SHANGHAI (Reuters) – A U.S. decision to stop China General Nuclear Power Corp (CGN) and its subsidiaries from dealing with U.S. companies was a misuse of export control measures and would harm both U.S. and Chinese firms, China’s foreign ministry said.
Washington this week said CGN was involved in activities contrary to the national security and foreign policy interests of the United States and would be added to an “Entity List” of firms banned from doing business with U.S. enterprises.
“China resolutely opposes the U.S. side harming the interests of China and the world through unilateralist and protectionist policies,” Foreign Ministry spokeswoman Hua Chunying said in a statement issued late on Thursday.
CGN is one of China’s major state-owned reactor builders. The other firms added to the list on Wednesday include the Suzhou Nuclear Power Research Institute Co. Ltd, a CGN subsidiary that got the go-ahead to build a nuclear reactor project in Guangdong province earlier this year.

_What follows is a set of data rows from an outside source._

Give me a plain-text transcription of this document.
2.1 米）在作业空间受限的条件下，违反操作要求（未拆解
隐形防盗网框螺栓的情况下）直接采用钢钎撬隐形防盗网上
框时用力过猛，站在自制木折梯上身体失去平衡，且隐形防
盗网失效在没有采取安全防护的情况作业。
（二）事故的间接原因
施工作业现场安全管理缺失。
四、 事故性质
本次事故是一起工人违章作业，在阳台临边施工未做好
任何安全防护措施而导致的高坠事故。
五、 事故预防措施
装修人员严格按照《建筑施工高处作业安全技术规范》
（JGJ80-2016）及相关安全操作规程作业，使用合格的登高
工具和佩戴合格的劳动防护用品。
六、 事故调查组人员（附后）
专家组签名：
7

An editorial in the state-run China Daily linked the ban to the trade row between the world’s two largest economies and said the U.S. administration had abused the blacklist.
“The U.S. would do well to de-escalate the heightening tensions if it really wants to strike a deal,” it said.
The United States already tightened controls on CGN’s ability to import civil nuclear technology last year after a Chinese-American nuclear engineer was indicted for espionage.
China’s nuclear program includes technologies transferred from the U.S.-based Westinghouse, including the world’s first AP1000 third-generation reactor units on the country’s east coast.
CGN said in a statement posted on its official Wechat account late on Thursday that its inclusion on the Entity List would disrupt its supply chains and restrict commercial contracts with U.S. companies, but the impact was “controllable”.
“The suppression of CGN is an important option for the United States to hinder the development of China’s nuclear power industry,” it said.